てか何そのでかいの、プリン? パッケに四百グラムとか書いてあるけど良いの? カロリーとかやばいよ? ちゃんと計算して飯作ってる俺の努力ガン無視? というかこんなの喰ってて体重気にするとか、なんか違くない?
「志保、冗談は止せ」
「私が冗談を言うように思えますか?」
思えねえよ。お前が何よりも嘘が嫌いな事は、嫌って程知ってるよ。だからこそフォローの仕方が間違ってんだよ。お兄ちゃんが馬鹿にされたのに肯定するんじゃない。それと、今のはプリンに対しても言ってるんだぞ。
「おや?」
そこであーやが志保を見て目を見開く。ここは紹介でもした方が良いか。
「あぁこちらは――」
「お久しぶりです絢さん!」
「お久しぶりです志保さん」
そう言って二人は丁寧にお辞儀をしあう。
「どうしましたお兄ちゃん?」
いや、どうもこうも……ねぇよ。
「……お前ら、知り合いなのか?」
「はい。でもこの場合、どう説明すれば良いんでしょうか?」
助け舟を期待するように、志保があーやを見る。
「私の父と、志保さんのお母様が同じ職場に勤めていまして、私は父に会いに、志保さんはお母様に連れられてきたことがあったので、幼い頃から交流がありました」
「そういうことです! 驚きましたか?」
「……あぁ驚いたよ」
だが志保の期待していることに、ではない。あの母親と同じ職場、それはつまりあーやの父も桜田門の関係者ということになり、そしてなにより君塚という名前。
「じゃあもしかして君塚っていうと……」
「警視総監の君塚源三は私の父です」
「…………………………そうか」
やっぱり警察――天敵――の長の娘だったのかよッ!? なるほど、俺があーやに苦手意識を抱いているのも、身内に警察の人間がいてその雰囲気をあーやも身に纏っているからか。
君塚源三には一度会ったことがある。大柄で豪快な親父、だがそれに似合わず頭の回転も速く、言葉の一つ一つが的確なのだ。流石外見はどうであれキャリア組である。首根っこを掴まえられた状態での面会だったことも踏まえて、あまり良い印象は無い。
「じゃあ将来の進路は警察か?」
「えぇ幼い頃からそう考えています」
「絢さんはお母さんに憧れてるんですよね!」
「はい、目標のお方です。護身用の合気道では、いつもご指導を受けています」
あの母親に憧れている? 嘘だろ? あの無駄にプレッシャーかけてくる、無駄に頭の回る正義感マックス猪突猛進の母親に? だがそうだとすれば、初めて会った時のあーやの雰囲気があの母親に似ていたことも合点がいく。あの母親は、あーやの上位互換か。

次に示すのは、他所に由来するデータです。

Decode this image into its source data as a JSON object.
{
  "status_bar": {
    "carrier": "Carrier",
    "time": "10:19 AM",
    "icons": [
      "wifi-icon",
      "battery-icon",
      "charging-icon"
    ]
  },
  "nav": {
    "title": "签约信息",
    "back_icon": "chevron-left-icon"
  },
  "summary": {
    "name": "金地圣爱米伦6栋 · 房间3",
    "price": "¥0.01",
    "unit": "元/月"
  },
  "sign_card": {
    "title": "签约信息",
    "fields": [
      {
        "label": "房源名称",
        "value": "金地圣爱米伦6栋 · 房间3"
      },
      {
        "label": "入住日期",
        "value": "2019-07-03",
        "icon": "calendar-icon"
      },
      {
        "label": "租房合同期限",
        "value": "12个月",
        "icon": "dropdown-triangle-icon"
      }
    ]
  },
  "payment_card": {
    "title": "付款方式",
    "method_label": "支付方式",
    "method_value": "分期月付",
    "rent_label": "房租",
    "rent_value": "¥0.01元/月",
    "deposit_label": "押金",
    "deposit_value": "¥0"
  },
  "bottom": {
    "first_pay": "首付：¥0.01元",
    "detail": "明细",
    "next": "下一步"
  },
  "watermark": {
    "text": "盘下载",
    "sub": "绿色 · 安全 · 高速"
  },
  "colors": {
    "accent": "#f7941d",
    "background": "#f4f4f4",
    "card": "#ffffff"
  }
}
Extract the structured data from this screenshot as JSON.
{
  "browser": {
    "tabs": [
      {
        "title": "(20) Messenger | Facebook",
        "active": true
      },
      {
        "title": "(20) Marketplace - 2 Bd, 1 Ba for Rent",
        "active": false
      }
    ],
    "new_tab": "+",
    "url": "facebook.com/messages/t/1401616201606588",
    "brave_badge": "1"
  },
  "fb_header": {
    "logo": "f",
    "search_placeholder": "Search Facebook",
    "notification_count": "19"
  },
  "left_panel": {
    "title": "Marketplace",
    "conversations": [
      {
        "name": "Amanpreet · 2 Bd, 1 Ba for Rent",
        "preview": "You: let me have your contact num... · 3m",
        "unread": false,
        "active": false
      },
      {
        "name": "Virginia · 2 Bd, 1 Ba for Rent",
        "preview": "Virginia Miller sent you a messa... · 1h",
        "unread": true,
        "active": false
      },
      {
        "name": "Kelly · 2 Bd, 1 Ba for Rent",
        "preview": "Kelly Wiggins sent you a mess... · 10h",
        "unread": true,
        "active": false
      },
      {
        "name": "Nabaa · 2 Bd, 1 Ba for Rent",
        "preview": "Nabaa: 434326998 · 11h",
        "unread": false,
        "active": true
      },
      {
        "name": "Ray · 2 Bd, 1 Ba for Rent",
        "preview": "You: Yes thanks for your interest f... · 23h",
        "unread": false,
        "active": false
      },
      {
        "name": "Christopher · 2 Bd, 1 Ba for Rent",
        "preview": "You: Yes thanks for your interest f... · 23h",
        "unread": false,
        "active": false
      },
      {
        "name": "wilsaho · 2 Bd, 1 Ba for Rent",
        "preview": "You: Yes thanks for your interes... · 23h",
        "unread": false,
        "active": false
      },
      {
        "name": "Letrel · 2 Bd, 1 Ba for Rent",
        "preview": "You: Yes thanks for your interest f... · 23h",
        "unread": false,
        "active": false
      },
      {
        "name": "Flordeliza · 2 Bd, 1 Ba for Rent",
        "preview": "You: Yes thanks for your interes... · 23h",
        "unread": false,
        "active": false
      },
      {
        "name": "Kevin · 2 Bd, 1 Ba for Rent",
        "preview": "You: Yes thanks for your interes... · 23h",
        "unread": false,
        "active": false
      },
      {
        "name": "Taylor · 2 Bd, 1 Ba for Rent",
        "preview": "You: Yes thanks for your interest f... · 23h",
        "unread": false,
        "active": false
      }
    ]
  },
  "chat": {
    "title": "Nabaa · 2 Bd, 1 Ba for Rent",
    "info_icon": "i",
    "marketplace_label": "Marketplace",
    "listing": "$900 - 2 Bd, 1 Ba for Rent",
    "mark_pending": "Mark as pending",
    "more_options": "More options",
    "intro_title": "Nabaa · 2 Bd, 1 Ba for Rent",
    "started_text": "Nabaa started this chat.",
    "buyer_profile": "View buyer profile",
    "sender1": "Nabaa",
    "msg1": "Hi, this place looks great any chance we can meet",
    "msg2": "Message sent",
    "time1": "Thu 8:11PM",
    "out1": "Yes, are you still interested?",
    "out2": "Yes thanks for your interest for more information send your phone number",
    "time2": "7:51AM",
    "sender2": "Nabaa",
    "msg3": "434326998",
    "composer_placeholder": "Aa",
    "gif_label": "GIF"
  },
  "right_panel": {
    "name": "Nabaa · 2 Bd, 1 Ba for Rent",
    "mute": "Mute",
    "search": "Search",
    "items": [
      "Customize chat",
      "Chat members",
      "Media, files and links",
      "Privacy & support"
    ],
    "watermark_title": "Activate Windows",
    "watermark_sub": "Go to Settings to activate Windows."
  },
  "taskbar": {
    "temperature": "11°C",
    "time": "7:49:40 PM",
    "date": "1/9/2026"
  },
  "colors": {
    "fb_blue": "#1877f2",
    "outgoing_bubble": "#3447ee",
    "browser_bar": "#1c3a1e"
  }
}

というか、そんな人物とグラウクスだった俺をセットにしていいのか。娘とはいえ、俺のことが伝わっているわけではないだろう。これは知っている室長の方がおかしい。
だとすれば、この正義感丸出しの熱血正直者は俺が犯罪者であると分かれば、昼間のイカサマを指摘するのと同じように、俺は排除しようとするだろう。保護観察処分とはいえ、これまで俺が行ってきたことと、それを隠してのうのうと生活してきた俺を、騙していたと罵るかもしれない。
あーやの勘は良い線をいっている。それがあの母親をモデルとしているのなら、俺の方こそ気を引き締める必要があるのではないか。
「志織さんの息子、というわけではありませんが、結崎君からは多くを学ぶ事ができそうです。人間的にはあまり目標にしたくはありませんが、これからよろしくお願いします」
真摯な目(+毒舌)を向けるあーやに、俺は反応しきれず苦笑いを浮かべる。
あーやにとって俺という存在は目標とする人物の息子で、頭の切れる後輩なのだろう。
それも間違いではない。
だが――犯罪者という、もっとも忌むべき存在でもあることを、あーやはまだ知らない。